Monday, June 30, 2014

Biography of Al-Jazari (1136-1206)

Badi'al-Zaman Abū al-'Izz ibn Ismā'īl ibn al-Razāz al-Jazarī was an engineer who worked in al-Jazira during the latter part of the twelfth century. He was also a craftsman, artist, and inventor.

Born in Upper Mesopotamia al-Jazari was employed, from about 1180 onwards, by the rulers of Diyar Bakr. He was in service of three consecutive Artuqid rulers:Nur al-Din Muhammad iv Arslan, Qutb al-Din Sukman ibn Muhammad and Nasir al-Din Mahmud ibn Muhammad.

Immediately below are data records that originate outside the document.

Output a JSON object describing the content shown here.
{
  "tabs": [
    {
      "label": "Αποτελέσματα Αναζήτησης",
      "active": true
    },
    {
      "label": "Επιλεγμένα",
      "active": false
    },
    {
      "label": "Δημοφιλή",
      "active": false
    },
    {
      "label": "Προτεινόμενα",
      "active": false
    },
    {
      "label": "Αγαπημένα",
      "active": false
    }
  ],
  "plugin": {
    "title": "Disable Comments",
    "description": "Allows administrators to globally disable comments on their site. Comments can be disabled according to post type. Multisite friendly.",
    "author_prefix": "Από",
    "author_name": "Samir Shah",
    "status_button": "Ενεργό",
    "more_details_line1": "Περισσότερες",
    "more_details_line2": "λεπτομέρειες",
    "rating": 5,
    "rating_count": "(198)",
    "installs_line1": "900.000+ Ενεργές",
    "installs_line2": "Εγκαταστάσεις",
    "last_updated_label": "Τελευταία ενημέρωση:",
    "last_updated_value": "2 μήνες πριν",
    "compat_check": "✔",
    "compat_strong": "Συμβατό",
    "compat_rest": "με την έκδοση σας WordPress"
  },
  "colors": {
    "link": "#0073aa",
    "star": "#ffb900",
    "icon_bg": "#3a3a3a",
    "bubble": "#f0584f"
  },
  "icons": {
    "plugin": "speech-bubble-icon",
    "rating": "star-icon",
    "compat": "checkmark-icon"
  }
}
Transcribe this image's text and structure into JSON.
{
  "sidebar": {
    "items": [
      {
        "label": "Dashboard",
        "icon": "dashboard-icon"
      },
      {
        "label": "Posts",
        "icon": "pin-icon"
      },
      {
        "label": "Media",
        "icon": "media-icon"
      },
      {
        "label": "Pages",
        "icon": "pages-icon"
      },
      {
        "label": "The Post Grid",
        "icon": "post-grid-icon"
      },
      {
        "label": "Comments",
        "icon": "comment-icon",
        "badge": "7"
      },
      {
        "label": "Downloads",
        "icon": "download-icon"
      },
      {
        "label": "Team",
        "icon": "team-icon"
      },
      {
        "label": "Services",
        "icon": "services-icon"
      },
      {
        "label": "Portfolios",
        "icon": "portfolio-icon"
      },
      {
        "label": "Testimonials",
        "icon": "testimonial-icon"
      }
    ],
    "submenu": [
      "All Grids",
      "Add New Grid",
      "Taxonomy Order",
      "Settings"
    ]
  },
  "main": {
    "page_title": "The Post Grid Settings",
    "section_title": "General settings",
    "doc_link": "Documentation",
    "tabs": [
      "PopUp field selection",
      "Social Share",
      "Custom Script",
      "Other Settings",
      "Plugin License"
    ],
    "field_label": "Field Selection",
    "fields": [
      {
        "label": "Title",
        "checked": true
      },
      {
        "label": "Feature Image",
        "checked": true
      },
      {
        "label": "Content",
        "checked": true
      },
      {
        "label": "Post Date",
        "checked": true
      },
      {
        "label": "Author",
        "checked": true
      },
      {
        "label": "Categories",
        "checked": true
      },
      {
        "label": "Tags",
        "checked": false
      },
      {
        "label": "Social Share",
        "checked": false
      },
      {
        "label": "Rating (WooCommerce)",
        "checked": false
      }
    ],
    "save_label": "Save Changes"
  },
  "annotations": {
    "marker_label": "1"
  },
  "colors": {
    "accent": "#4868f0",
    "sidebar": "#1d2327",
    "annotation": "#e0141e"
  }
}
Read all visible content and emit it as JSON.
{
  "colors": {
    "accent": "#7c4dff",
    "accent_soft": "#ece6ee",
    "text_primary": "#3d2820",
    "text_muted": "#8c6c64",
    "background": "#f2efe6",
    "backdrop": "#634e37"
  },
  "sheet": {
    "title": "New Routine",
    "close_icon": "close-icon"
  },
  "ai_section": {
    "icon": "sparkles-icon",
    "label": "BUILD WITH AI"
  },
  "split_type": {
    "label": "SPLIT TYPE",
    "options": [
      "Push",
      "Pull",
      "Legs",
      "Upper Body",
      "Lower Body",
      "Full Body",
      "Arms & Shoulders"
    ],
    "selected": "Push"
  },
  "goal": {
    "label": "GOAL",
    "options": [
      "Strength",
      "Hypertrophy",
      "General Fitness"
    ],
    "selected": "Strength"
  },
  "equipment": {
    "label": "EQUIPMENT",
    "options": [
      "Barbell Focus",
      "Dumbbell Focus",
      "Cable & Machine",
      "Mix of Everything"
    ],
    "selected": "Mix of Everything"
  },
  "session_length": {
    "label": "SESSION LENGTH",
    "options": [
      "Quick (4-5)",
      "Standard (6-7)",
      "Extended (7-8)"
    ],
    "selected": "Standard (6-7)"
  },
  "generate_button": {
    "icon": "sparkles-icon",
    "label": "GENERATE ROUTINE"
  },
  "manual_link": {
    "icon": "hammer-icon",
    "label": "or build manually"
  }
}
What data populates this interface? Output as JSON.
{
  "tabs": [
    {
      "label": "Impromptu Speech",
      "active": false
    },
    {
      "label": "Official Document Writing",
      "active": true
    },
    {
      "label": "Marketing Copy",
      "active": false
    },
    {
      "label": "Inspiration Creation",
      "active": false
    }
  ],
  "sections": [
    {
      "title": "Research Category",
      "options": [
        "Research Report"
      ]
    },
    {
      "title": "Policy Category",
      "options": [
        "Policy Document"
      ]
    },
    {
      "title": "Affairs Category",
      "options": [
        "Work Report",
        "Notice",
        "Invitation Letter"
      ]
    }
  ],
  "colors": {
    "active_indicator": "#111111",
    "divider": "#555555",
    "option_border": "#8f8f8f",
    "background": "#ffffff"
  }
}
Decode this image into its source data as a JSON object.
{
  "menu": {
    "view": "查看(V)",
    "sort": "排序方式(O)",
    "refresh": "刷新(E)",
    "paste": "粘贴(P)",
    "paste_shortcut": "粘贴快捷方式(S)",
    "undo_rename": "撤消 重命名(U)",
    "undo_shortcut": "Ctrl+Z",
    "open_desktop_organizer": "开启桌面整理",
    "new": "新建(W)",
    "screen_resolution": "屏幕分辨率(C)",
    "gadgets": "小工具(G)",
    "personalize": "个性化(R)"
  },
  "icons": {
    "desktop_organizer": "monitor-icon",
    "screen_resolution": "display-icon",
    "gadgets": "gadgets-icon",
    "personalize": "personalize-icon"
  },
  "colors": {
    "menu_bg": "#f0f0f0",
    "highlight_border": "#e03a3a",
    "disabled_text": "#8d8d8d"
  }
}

His reputation rests upon his book, Kitab fi ma’rifat al-hiyal alhan-dasiyya (The Book of Knowledge of Ingenious Mechanical Devices), which composed in 1206 on the orders of his master Nasir al-Din Mahmud, a prince of the Artuqid dynasty of Diyar Bakr. It took 7 years to complete the book.

It is a compilation detailed descriptions of the construction and operation of a variety of mechanism, machines, and devices which he divides into six categories: clocks, drinking vessels, pitchers and basin, fountains and flutes, water-raising machines and miscellaneous.

The first attempt to translate this book by Wiedmann and Hawser, who translated parts of it into German in the first quarter of the twentieth century.